Some of these things in the JavaScript world are some of the methods that are part of the Array prototype. These are quite often unknown to those getting to grips with the language, and in some cases even overlooked by those that have been using the language for some time. In no particular order these methods are Array.prototype.Map,  Array.prototype.Filter, Array.prototype.Find,  Array.prototype.forEach and finally Array.from.

These methods, with the exception of Array.from are defined on the JavaScript Array prototype, and because all Array instances in JavaScript inherit from this prototype, these methods are available to every single instance of Array you have in your code, ready to go whenever you are – without having to pull in any extra libraries! Happy days. There is one slight exception here though, Array.from is not defined on the Array prototype so you can’t use this on an array instance, more on this later though.

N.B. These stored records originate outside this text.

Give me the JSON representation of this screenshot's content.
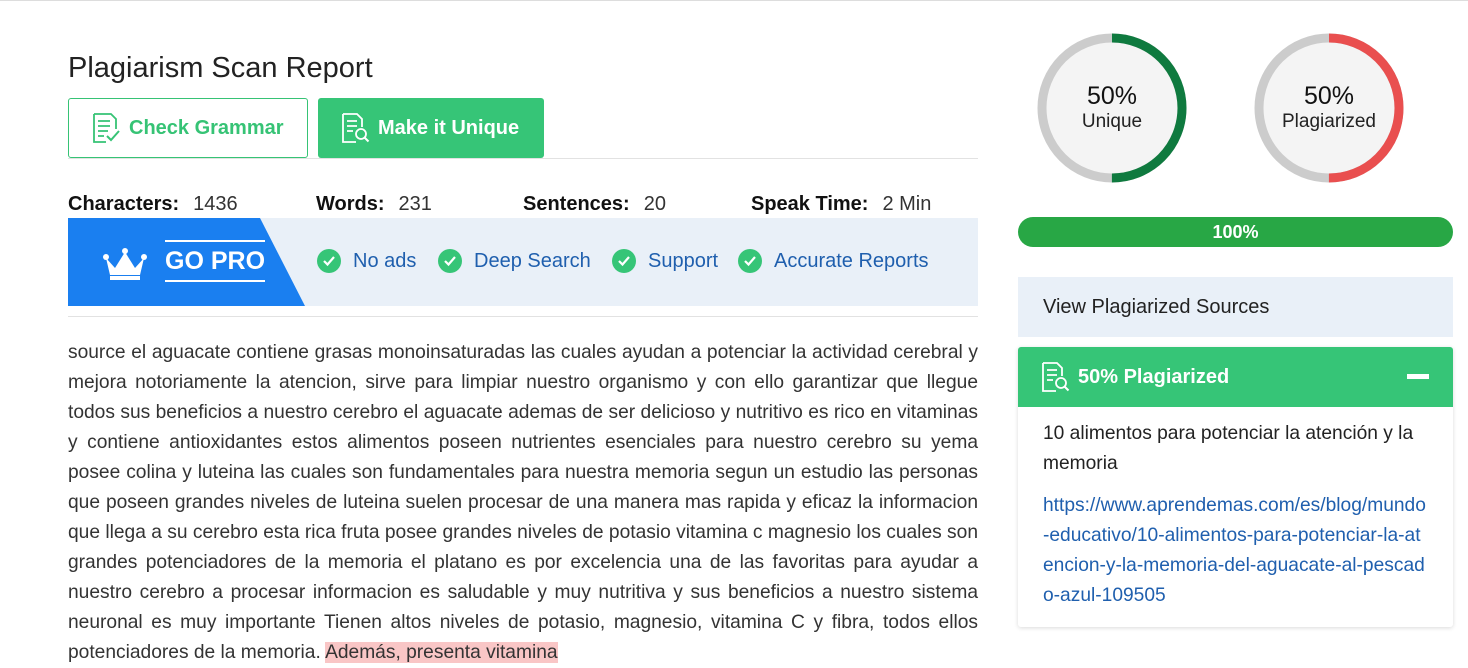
{
  "report": {
    "title": "Plagiarism Scan Report",
    "buttons": {
      "check_grammar": "Check Grammar",
      "make_unique": "Make it Unique"
    },
    "stats": [
      {
        "label": "Characters:",
        "value": "1436"
      },
      {
        "label": "Words:",
        "value": "231"
      },
      {
        "label": "Sentences:",
        "value": "20"
      },
      {
        "label": "Speak Time:",
        "value": "2 Min"
      }
    ],
    "gopro": {
      "label": "GO PRO",
      "features": [
        "No ads",
        "Deep Search",
        "Support",
        "Accurate Reports"
      ]
    },
    "content": {
      "text": "source el aguacate contiene grasas monoinsaturadas las cuales ayudan a potenciar la actividad cerebral y mejora notoriamente la atencion, sirve para limpiar nuestro organismo y con ello garantizar que llegue todos sus beneficios a nuestro cerebro el aguacate ademas de ser delicioso y nutritivo es rico en vitaminas y contiene antioxidantes estos alimentos poseen nutrientes esenciales para nuestro cerebro su yema posee colina y luteina las cuales son fundamentales para nuestra memoria segun un estudio las personas que poseen grandes niveles de luteina suelen procesar de una manera mas rapida y eficaz la informacion que llega a su cerebro esta rica fruta posee grandes niveles de potasio vitamina c magnesio los cuales son grandes potenciadores de la memoria el platano es por excelencia una de las favoritas para ayudar a nuestro cerebro a procesar informacion es saludable y muy nutritiva y sus beneficios a nuestro sistema neuronal es muy importante Tienen altos niveles de potasio, magnesio, vitamina C y fibra, todos ellos potenciadores de la memoria.",
      "highlighted": "Además, presenta vitamina"
    }
  },
  "summary": {
    "unique": {
      "percent": "50%",
      "label": "Unique",
      "value": 50,
      "color": "#0f7a3f"
    },
    "plagiarized": {
      "percent": "50%",
      "label": "Plagiarized",
      "value": 50,
      "color": "#e94f4f"
    },
    "progress": {
      "label": "100%",
      "value": 100
    },
    "sources_header": "View Plagiarized Sources",
    "source_card": {
      "header": "50% Plagiarized",
      "title": "10 alimentos para potenciar la atención y la memoria",
      "url": "https://www.aprendemas.com/es/blog/mundo-educativo/10-alimentos-para-potenciar-la-atencion-y-la-memoria-del-aguacate-al-pescado-azul-109505"
    }
  }
}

Arrays are so ubiquitous in most codebases that learning even some these methods and how to use them effectively really pays off in the long run. This post will aim to explain some of these methods and give you some examples on how you can get started using them in your own projects.

forEach

Array.prototype.forEach  gives you a nice and easy-to-read way of iterating through each element you have in your array, essentially reducing the need of writing so many for loops. A simple example of this in use would be if we have an array of bears, or more specifically in this case, an array containing just the names of some bears.

If we needed to write a small program that will greet each bear we have in the array, there are a couple of ways we could approach this. One way of doing this would just be the tried and tested for loop as shown in the example below.

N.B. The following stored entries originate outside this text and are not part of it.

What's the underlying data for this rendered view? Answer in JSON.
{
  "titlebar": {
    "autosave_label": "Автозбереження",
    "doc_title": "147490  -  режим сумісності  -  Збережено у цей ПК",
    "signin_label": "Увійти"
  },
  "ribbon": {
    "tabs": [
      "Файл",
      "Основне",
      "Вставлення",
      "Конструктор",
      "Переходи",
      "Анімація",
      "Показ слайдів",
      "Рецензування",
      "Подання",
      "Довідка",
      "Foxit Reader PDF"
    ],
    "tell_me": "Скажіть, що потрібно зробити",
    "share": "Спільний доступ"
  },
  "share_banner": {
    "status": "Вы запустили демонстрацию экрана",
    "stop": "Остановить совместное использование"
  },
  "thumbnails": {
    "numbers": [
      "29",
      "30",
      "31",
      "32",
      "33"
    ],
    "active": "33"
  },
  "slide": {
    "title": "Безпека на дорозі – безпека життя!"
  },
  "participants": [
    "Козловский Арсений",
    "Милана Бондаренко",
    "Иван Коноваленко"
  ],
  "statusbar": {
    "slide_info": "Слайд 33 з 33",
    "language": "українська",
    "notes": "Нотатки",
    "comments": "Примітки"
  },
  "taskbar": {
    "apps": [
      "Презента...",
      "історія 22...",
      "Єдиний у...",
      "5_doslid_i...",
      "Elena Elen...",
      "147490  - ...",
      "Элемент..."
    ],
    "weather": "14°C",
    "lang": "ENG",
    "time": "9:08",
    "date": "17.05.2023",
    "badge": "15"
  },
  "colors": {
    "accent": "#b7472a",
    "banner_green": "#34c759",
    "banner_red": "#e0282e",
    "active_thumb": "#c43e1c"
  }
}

const bears = ["Yogi""Baloo""Po""Winnie""Bungle"];
function greet(bear) {
    console.log(“Hello there, ” + bear + ”!”);
}
for (let i = 0; i < bears.length; i++) {
    greet(bears[i]);
}
// Hello there, Yogi!
// Hello there, Baloo!
// Hello there, Po!
// Hello there, Winnie!
// Hello there, Bungle!


While there is nothing really wrong with this code, given that it achieves exactly what we want it to, for loops can be little tricky to understand at just a glance. The syntax of the loop isn’t the most readable thing in the world and we can make this code more much more readable and friendly by getting rid of the scary looking for loop syntax. A quick way of doing this is by using the forEach method thats available on our array instance.

const bears = ["Yogi""Baloo""Po""Winnie""Bungle"];
function greet(bear) {
    console.log(`Hello there, ${bear}!`);
}
bears.forEach((bear) => {
    greet(bear);
});
// Hello there, Yogi!
// Hello there, Baloo!
// Hello there, Po!
// Hello there, Winnie!
// Hello there, Bungle!

As you can see, the output of our new program is exactly the same as the old one. One of the benefits of this new way of writing our new code, however, is that any developer or future maintainer can now immediately see that that something is happening for each bear in our bears array. In this case, the greet function is being called.

But what’s actually happening here? Well, without going into too much detail on this, the way that forEach works is by allowing us to provide a function that will be called once for each element in the array.

When our code executes, the array will be iterated, and then for each element in the array, the function we provided is called once (and only once), when the function is called it will receive the current element as the first argument and we can then use this as a reference to the currently iterated item, we can then pass this to our greet function.

This is quite nice because we now don’t have to write the loop boilerplate or worry that much about the logic of how the array is actually being iterated (to a degree anyway, but for the purposes of this post, accept it as some helpful black magic) so the code becomes a little easier to understand. However, it is possible to refactor this a little bit further, we can remove a few lines and make it even easier to read.

const bears = ["Yogi""Baloo""Po""Winnie""Bungle"];
function greet(bear) {
    console.log(`Hello there, ${bear}!`);
}
bears.forEach((bear) => greet(bear));
// Hello there, Yogi!
// Hello there, Baloo!
// Hello there, Po!
// Hello there, Winnie!
// Hello there, Bungle!

Array.prototype.forEach can also be used to mutate the elements in the array that it is working on.

There are some gotchas to bear in mind though when it comes to forEach, one is that once you start a forEach loop, there is no way to stop the loop until it finishes executing. That is until it finishes iterating through every element in your array unless you throw an exception. But that is probably not the best idea, so if you need to stop the execution of the loop once it’s started, this method is not the one for you.

Another caveat is that the elements that will actually be processed by forEach (those in the array that are going to have the function we provide invoked on) are set before the invocation of the first function – this means that if you remove/add elements to the array as part of the function, then you run the risk of elements being skipped.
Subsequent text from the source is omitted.